Area Control / Area Influence

Tigris & Euphrates

Regarded by many as Reiner Knizia's masterpiece, Tigris & Euphrates is set in the ancient fertile crescent with players building civilizations through tile placement. Players are given four different leaders: farming, trading, religion, and government. The leaders are used to collect victory points in these same categories. However, your score at the end of the game is the number of points in your weakest category, which encourages players not to get overly specialized. Conflict arises when civilizations connect on the board, i.e., external conflicts, with only one leader of each type surviving such a conflict. Leaders can also be replaced within a civilization through internal conflicts.

Part of what is considered Reiner Knizia's tile-laying trilogy.

Golden Ages

In The Golden Ages, you lead your civilizations through history. The game lasts four different eras, during which you develop technologies, create fine arts, erect buildings, and build wonders. You'll send explorers to discover the continents, found cities in distant lands, and send your soldiers into battles.

The first player starting a Golden Age during an era chooses a "History Judgement" card that states the way all the players will score in that round. Each player who started a Golden Age continues taking money at his turns until all other players have passed.

There are many ways to score points — artists, the judgement of history, wonders, technologies, attacks, money, secret future technologies, etc. — as well as many different ways to achieve a victory. Will you succeed in evolving your civilization through history, overwhelming your opponents on the way to glory?

Sylvion

The mad Fire Elemental lord is out to burn down the dream forest. Attacking in waves using Fire Elementals, your only defense are trees and fountains and those animals brave enough to offer aid before scurrying away to safety. Using a unique drafting system and combining it with a tower defense game, will you be able to keep your forest green?

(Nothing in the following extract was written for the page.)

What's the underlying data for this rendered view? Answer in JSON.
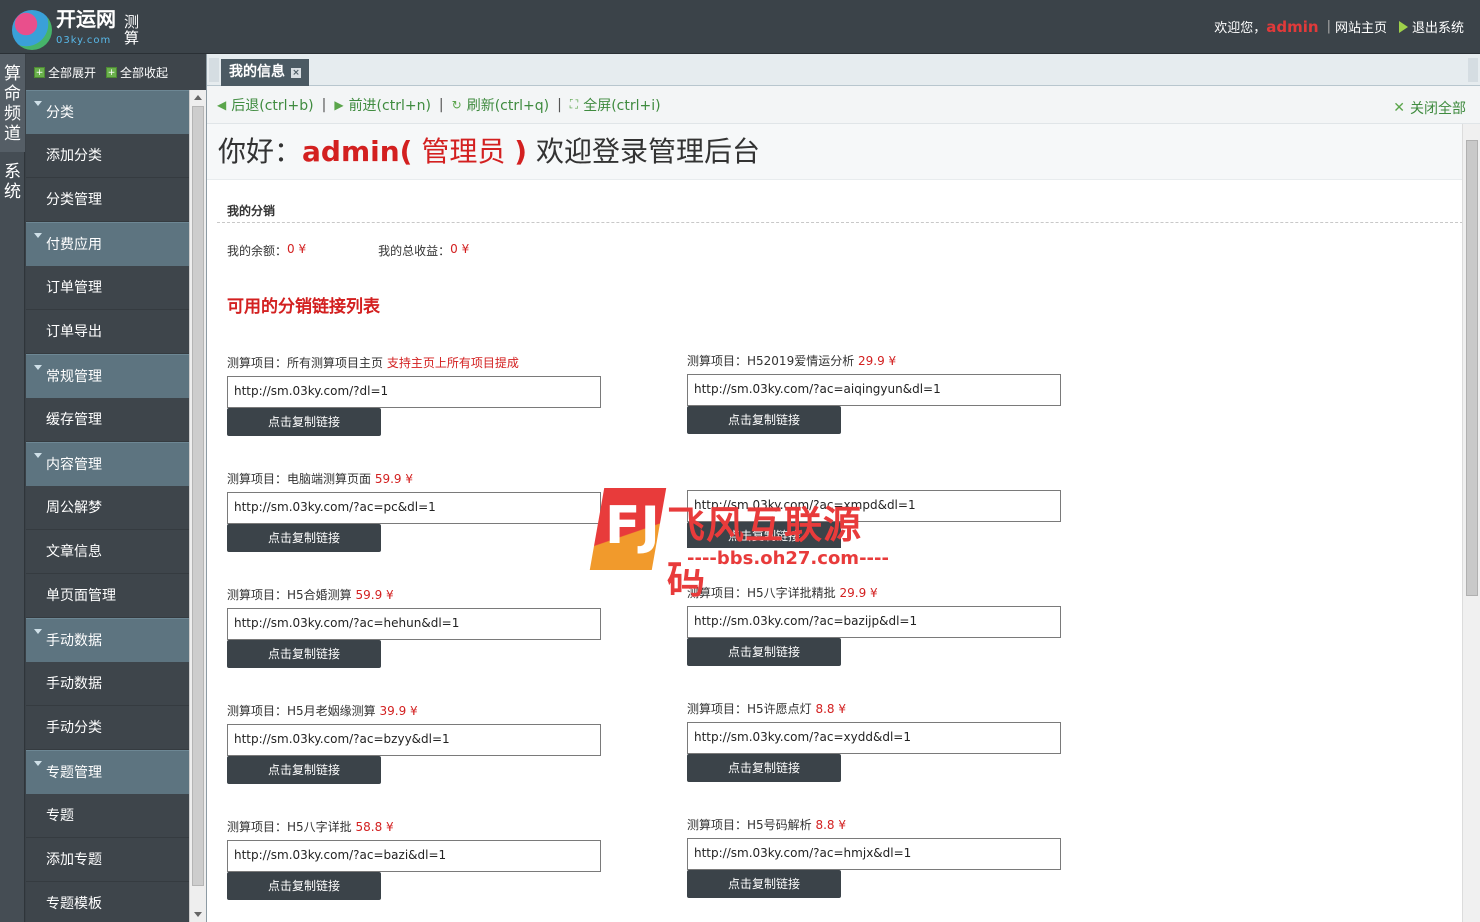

Sylvion is a tower-defense type game in which attacks come down four rows and in waves. You build a deck using a unique drafting process and play cards from your hand by paying with other cards in your hand. You can play cards to the rows like fountains and trees or play animals for instant effects or to manipulate the enemy decks of cards. When all the waves have finished, you must have your marker on a green space to indicate that you have saved the forest; if you stand on a red space, then your precious forest has burned down.

Cacao

Cacao is a tile-placement game that immerses players in the exotic world of the "fruit of the Gods". As the chief of your tribe, you must lead your people to prosperity through the cultivation and trade of cacao — and to do that, you'll need to put them to work in the best way possible.

In the game, each player has an individual deck of square worker tiles, with the number of workers on each side of the tile varying from tile to tile. The playing area starts with only a couple of jungle tiles in play: a cacao field and a small market; two jungle tiles are laid face up, and the remaining jungle tiles stacked as a draw pile.

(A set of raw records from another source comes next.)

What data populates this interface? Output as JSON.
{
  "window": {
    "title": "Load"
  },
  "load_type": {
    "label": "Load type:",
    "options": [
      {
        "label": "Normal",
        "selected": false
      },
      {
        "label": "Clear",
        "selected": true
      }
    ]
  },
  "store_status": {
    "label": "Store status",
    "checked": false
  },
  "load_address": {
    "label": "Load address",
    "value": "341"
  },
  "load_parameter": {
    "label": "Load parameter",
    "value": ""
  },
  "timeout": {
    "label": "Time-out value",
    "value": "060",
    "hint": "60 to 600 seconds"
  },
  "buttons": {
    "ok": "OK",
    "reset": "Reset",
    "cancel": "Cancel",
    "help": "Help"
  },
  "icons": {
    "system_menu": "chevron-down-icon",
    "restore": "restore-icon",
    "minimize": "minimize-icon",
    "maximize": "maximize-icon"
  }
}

On a player's turn, she places one of her worker tiles on the board adjacent to one or more jungle tiles already in play, then (if two worker tiles are next to an empty space) adds one of the jungle tiles to the playing area in this space. Her workers then get busy and deliver the results of their effort: If you placed workers next to a cacao field, you receive one or two cacao markers per worker; if they're next to a market, you can choose to sell one cacao marker per worker at the listed price; if next to a well, you receive water; if next to a temple, they stand and look good until the end of the game; and so on. She then refills her hand from her personal deck to three worker tiles.

Once all players have used all of their worker tiles, the game ends. Players score (or lose) points based on their water supply, and each temple rewards whichever players sent the most workers to it. In the end, whoever has collected the most gold wins.

La Città

Set in the Italian countryside, this game features various city-states vying for population. Each player is given two cities to start with, and is charged with expanding the different aspects of the cities to attract larger populations.

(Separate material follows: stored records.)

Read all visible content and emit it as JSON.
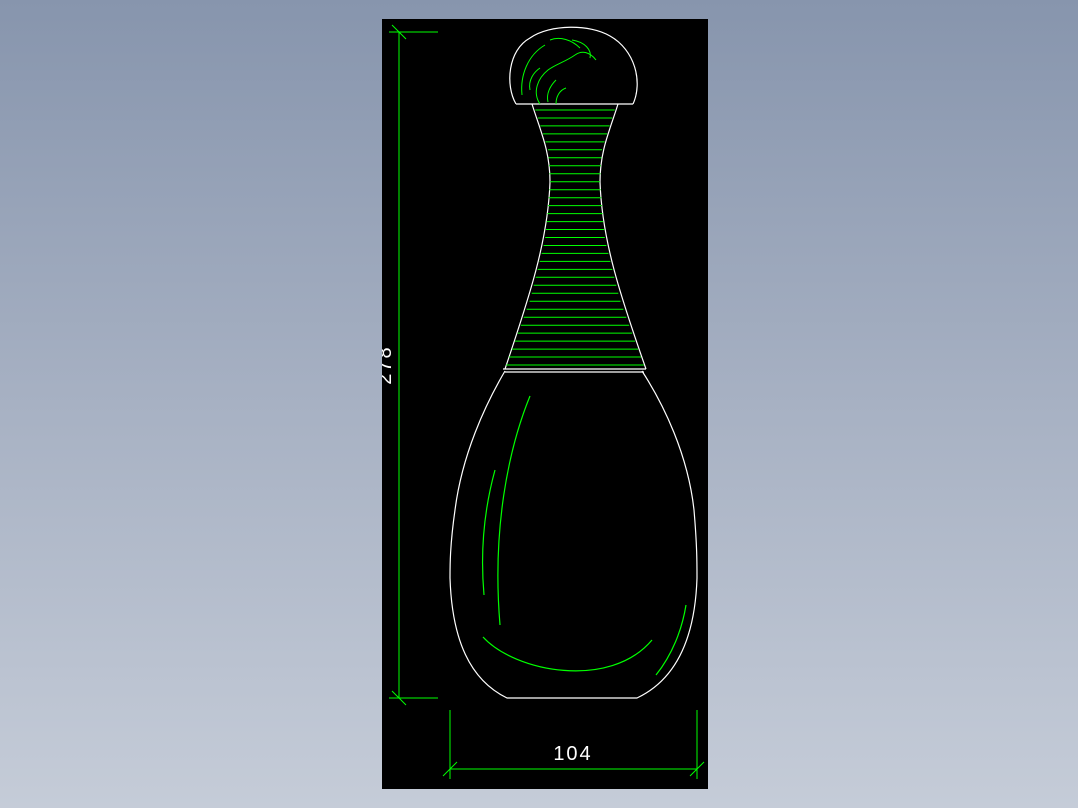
{
  "drawing": {
    "dimensions": {
      "height": "278",
      "width": "104"
    },
    "colors": {
      "background": "#000000",
      "outline": "#ffffff",
      "detail": "#00ff00",
      "dimension": "#00ff00",
      "text": "#ffffff"
    },
    "rib_count": 33
  }
}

Players build farms to feed their people, quarries to finance their expansions, marketplaces to allow growth in their cities, and bathhouses to keep their people clean and healthy. Additionally, structures can be built that give the city influence in one of three categories. Superiority in one of these categories will cause population to shift from other nearby cities when the Voice of the People is decided at the end of each turn.

At the end of six turns, the player with the most victory points, which are determined from well-rounded cities, well-fed populations, and overall size of population, will be the winner.

Note: The correct pronunciation is like "Cheetah", but with the accent on the last syllable: "La Chee-TAH".